We are an index in which most of the fields have a single quote at the beginning and end of the values. We would like to strip them, first at search time and hopefully later at index time.
How can we do that?
Like this for search-time:
... | rex field=YourFieldNameHere mode=sed "s/'|'$//g"
Like this for index-time:
In props.conf
[YourSourcetypHere]
TRANSFORMS-strip-bounding-quotes = sbq_field_foo, ..., sbq_field_bar
In transforms.conf (multiple similar stanzas):
[sbq_field_foo]
SOURCE_KEY = field_foo
REGEX = '(?<field_foo>[^\']*)\'"
FORMAT = field_foo::$1
WRITE_META = true
This seems to remove all quotes, not just the bounding ones:
... | rex field=YourFieldNameHere mode=sed "s/'|'$//g"
Seems `^` symbol needs to be added?
"s/^'|'$//g"
Thank you @woodcock.
Hi danielbb,
you could create a calculated fields with a regex like this
| rex field=your_field "\'(?<your_new_field>[^\']*)\'"
Bye.
Giuseppe
And index time @gcusello ?
An eval command that trims that from the field will do that:
| eval fieldname=trim(fieldname, "'")
Sorry you meant at index time. It's easy to do with a calculated field, but that doesn't answer your question so I'm converting this to a comment instead of an answer.
An eval command that trims that from the field will do that:
| eval fieldname=trim(fieldname, "'")
Sorry you meant at index time. It's easy to do with a calculated field, but that doesn't answer your question so I'm converting this to a comment instead of an answer.

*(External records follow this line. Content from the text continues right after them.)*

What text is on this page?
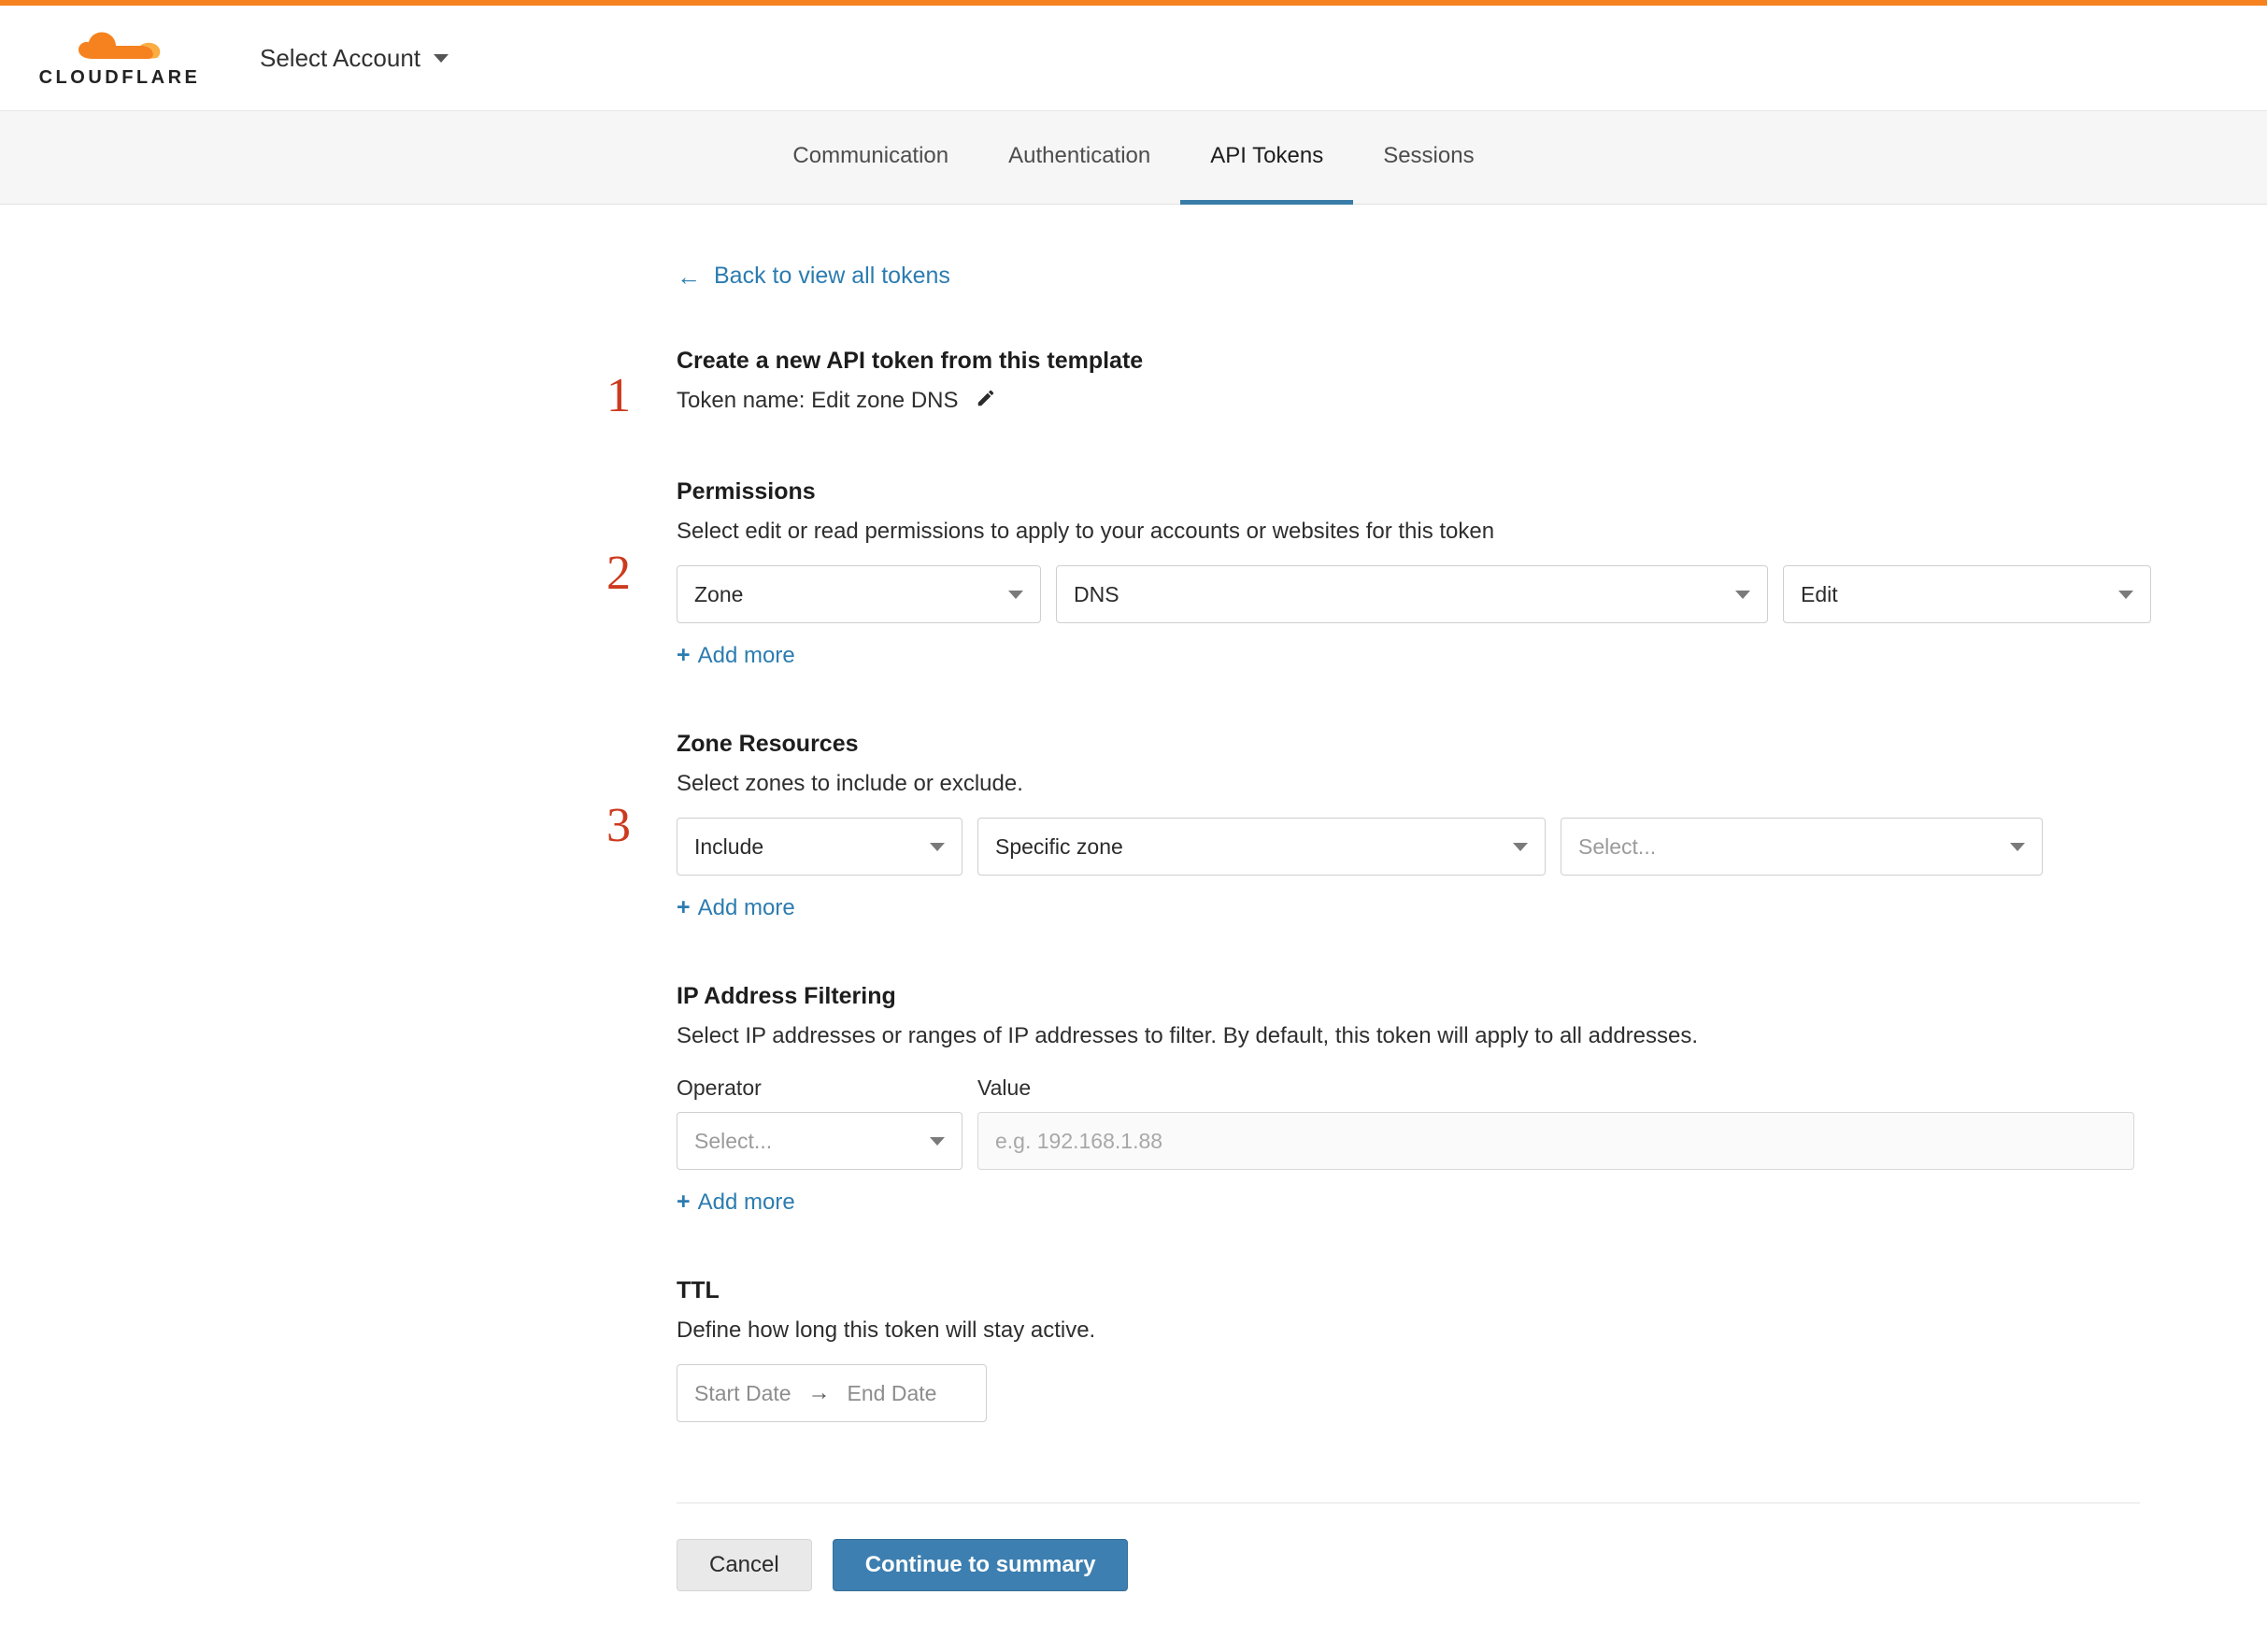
CLOUDFLARE
Select Account
Communication	Authentication	API Tokens	Sessions
← Back to view all tokens
1
Create a new API token from this template
Token name: Edit zone DNS
2
Permissions
Select edit or read permissions to apply to your accounts or websites for this token
Zone	DNS	Edit
+ Add more
3
Zone Resources
Select zones to include or exclude.
Include	Specific zone	Select...
+ Add more
IP Address Filtering
Select IP addresses or ranges of IP addresses to filter. By default, this token will apply to all addresses.
Operator	Value
Select...	e.g. 192.168.1.88
+ Add more
TTL
Define how long this token will stay active.
Start Date → End Date
Cancel	Continue to summary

If it's multiple fields you could also create a macro that cleans them all with foreach
| foreach *
[eval "<<FIELD>>"=trim('<<FIELD>>', "'")]
Really nice - how do we do it at index time?
Sorry I missed this. I am not sure how to accomplish this at index time unfortunately. You could hypothetically strip them at index time from the raw event using this process: https://docs.splunk.com/Documentation/Splunk/latest/Data/Anonymizedata#Anonymize_data_with_a_sed_scr...
I highly caution you though that you MUST write a regex sed statement that only removes the single quotes you don't want and leaves the ones you do. If you nuke all of them, you may have some unintended consequences. Do you have some anonymized _raw examples of the data that is feeding in with the single quote wrapped data? I could take a hack at a sed statement that is hopefully very targeted.